6. Volgens vaste rechtspraak is alleen sprake van parkeren met een geldige parkeervergunning als is voldaan aan de voorwaarden die zijn verbonden aan de parkeervergunning. [1] Is aan een van de voorwaarden van de parkeervergunning niet voldaan, dan wordt dat gelijkgesteld aan parkeren zonder parkeervergunning en moet op fiscale parkeerplaatsen voor het parkeren parkeerbelasting worden betaald.
Tussen partijen is niet in geschil dat [eiser] ten tijde als hier van belang geparkeerd heeft zonder dat aan alle voorwaarden van de parkeervergunning was voldaan. De parkeervergunning stond immers niet gesteld op het kenteken van de auto waarmee hij parkeerde, terwijl uit de regelgeving volgt dat een parkeervergunning alleen geldig is voor het parkeren met een auto met het kenteken dat is geregistreerd. [2] [eiser] heeft dus negen keer niet met een geldige parkeervergunning geparkeerd en hij had daarom negen keer de verschuldigde parkeerbelasting voor straatparkeren moeten voldoen. Nu hij dit ten tijde van de controles niet had gedaan, is aan de voorwaarden voor belastingheffing voldaan en zijn de naheffingsaanslagen terecht opgelegd.
7. De heffingsambtenaar heeft evenwel conform een vaste gedragslijn besloten om [eiser] tegemoet te komen door van de negen aan opgelegde naheffingsaanslagen, de laatste vier in te trekken. In de betreffende vier uitspraken op bezwaar is daarover vermeld:
“(…) U kreeg in korte tijd meerdere parkeerbonnen op dezelfde plaats. Om u tegemoet te komen hebben we besloten dat u alleen de eerste vijf parkeerbonnen moet betalen. (…)”

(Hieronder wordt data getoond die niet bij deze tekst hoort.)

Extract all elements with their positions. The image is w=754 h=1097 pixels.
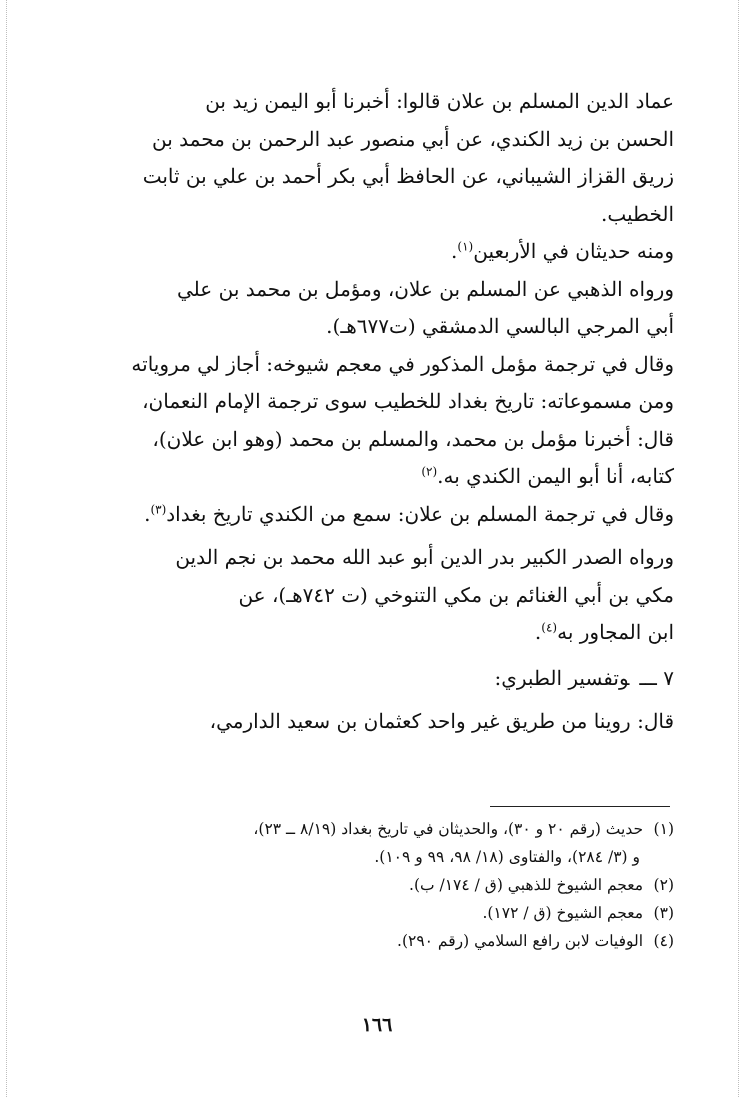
right-margin-dotted-line	[738, 0, 739, 1097]
body-line: الخطيب.	[601, 201, 674, 226]
footnote-reference: (٢)	[421, 464, 438, 479]
body-line: ورواه الصدر الكبير بدر الدين أبو عبد الله محمد بن نجم الدين	[175, 545, 674, 569]
footnote-text: معجم الشيوخ (ق / ١٧٢).	[482, 904, 644, 922]
section-number: ٧ ـــ	[639, 665, 674, 690]
body-text: .	[451, 239, 458, 263]
footnote-item	[78, 871, 674, 899]
body-line: قال: روينا من طريق غير واحد كعثمان بن سعيد الدارمي،	[209, 709, 674, 733]
footnote-marker: (٢)	[653, 876, 674, 894]
body-line	[78, 496, 674, 534]
body-line: عماد الدين المسلم بن علان قالوا: أخبرنا أبو اليمن زيد بن	[205, 89, 674, 113]
footnote-item	[78, 815, 674, 843]
footnote-reference: (٤)	[541, 620, 558, 635]
body-line: زريق القزاز الشيباني، عن الحافظ أبي بكر أحمد بن علي بن ثابت	[142, 164, 674, 188]
body-line: ورواه الذهبي عن المسلم بن علان، ومؤمل بن محمد بن علي	[177, 276, 674, 301]
body-text: وقال في ترجمة المسلم بن علان: سمع من الكندي تاريخ بغداد	[166, 501, 674, 526]
footnotes	[78, 815, 674, 955]
section-title: وتفسير الطبري:	[494, 665, 630, 690]
footnote-text: حديث (رقم ٢٠ و ٣٠)، والحديثان في تاريخ بغداد (٨/١٩ ــ ٢٣)،	[253, 820, 644, 838]
body-line: قال: أخبرنا مؤمل بن محمد، والمسلم بن محمد (وهو ابن علان)،	[152, 426, 674, 451]
left-margin-dotted-line	[6, 0, 7, 1097]
body-text: .	[534, 620, 542, 644]
footnote-text: معجم الشيوخ للذهبي (ق / ١٧٤/ ب).	[409, 876, 644, 894]
page-number: ١٦٦	[361, 1014, 393, 1036]
footnote-item	[78, 899, 674, 927]
footnote-reference: (١)	[457, 239, 474, 254]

Ter zitting is door de gemachtigde van de heffingsambtenaar deze vaste gedragslijn - die niet bekend is gemaakt en wordt aangeduid als het coulancebeleid - toegelicht en deze houdt het volgende in. Als op dezelfde plaats in korte tijd terzake dezelfde auto meer dan vijf naheffingsaanslagen worden opgelegd, dan worden de zesde en volgende aanslagen ingetrokken uit coulance. Het betreft meestal gevallen waarin dagenlang aaneengesloten is geparkeerd zonder dat de verschuldigde parkeerbelasting is betaald en de auto enige tijd onbeheerd is achtergelaten, bijvoorbeeld als de eigenaar een paar weken op vakantie is gegaan. Aangezien [eiser] niet telkens op dezelfde plaats heeft geparkeerd, maar wel telkens binnen zijn parkeervergunninggebied, is er sprake van een voldoende vergelijkbare situatie als die van de repeterende belastingheffingen waar de gedragslijn op ziet en de gedragslijn is daarom in dit geval overeenkomstig toegepast, aldus de gemachtigde. Coulance wordt in beginsel eenmaal aan een belastingplichtige verleend en geldt tevens als waarschuwing. De gemachtigde wist desgevraagd niet waarom pas na vijf naheffingsaanslagen coulance wordt verleend, maar wel dat dit sinds jaren de vaste gedragslijn is.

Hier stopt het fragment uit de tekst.